07 Apr 2006
On May 3 and 4, 2006, the European Commission and the European Patent Office will jointly present the European Inventor of the Year Conference & Gala.
There is no question that the world in general needs innovation, and so does Europe. I am all for honoring true inventors. However, this particular award series and event looks, at least in part, like an attempt to reinforce some common misconceptions and fallacies concerning innovation policy.
The involvement of the European Patent Office and the selection of nominees based on the patents they received makes a connection between patents and inventiveness that is only half-true at best. While the official and original idea of the patent system is to protect and reward inventors, the reality of more than 180,000 patent applications filed at the EPO per year (and that number is still growing) suggests that the fewest patents actually stand for true inventions. Companies increasingly invent patents instead of patenting inventions.

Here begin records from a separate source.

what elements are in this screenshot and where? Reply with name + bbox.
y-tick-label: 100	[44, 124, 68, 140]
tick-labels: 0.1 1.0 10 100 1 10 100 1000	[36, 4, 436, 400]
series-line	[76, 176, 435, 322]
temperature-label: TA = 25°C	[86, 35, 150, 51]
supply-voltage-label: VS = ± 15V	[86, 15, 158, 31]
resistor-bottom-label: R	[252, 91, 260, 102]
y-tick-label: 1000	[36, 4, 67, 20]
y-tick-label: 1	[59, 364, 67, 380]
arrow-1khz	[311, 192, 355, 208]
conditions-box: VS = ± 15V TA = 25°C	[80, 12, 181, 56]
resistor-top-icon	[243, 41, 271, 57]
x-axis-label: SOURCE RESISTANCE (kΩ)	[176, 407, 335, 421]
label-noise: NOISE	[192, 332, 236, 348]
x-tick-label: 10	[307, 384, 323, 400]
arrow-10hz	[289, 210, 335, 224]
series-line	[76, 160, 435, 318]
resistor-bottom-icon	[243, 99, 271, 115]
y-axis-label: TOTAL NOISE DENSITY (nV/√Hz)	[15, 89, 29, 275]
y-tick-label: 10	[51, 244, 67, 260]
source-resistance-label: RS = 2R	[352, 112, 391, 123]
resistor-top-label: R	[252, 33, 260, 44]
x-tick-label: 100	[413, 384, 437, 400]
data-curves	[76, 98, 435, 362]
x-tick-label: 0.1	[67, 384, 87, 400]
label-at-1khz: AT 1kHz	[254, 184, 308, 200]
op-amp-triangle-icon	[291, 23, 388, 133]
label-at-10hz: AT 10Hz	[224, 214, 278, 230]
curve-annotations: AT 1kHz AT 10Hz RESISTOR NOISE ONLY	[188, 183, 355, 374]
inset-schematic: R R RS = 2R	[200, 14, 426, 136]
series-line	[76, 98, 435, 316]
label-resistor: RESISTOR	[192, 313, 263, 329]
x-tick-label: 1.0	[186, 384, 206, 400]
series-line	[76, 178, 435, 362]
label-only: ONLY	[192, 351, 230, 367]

A few days ago I had a series of meetings in the European Parliament, and I heard that Microsoft and SAP are already lobbying politicians to support the European Patent Litigation Agreement (EPLA).
There are still three days left to answer the European Commission's patent policy questionnaire, but it's a foregone conclusion that the pro-software patent camp wants the EPLA more than anything else.
Let's forget about the community patent for the time being. Yes, officially it's the priority of the EU, but it isn't going to happen anytime soon. There is too much resistance against it. The FFII and I will keep an eye on developments concerning the community patent, and you'll hear from us if anything important happens on that front, but my recommendation is that most of us take it off the radar screen.
European Patent Litigation Agreement: the name says it all. It's all about litigation. If it were to be ratified in any form near the current draft, there would be a flood of software patent lawsuits in Europe.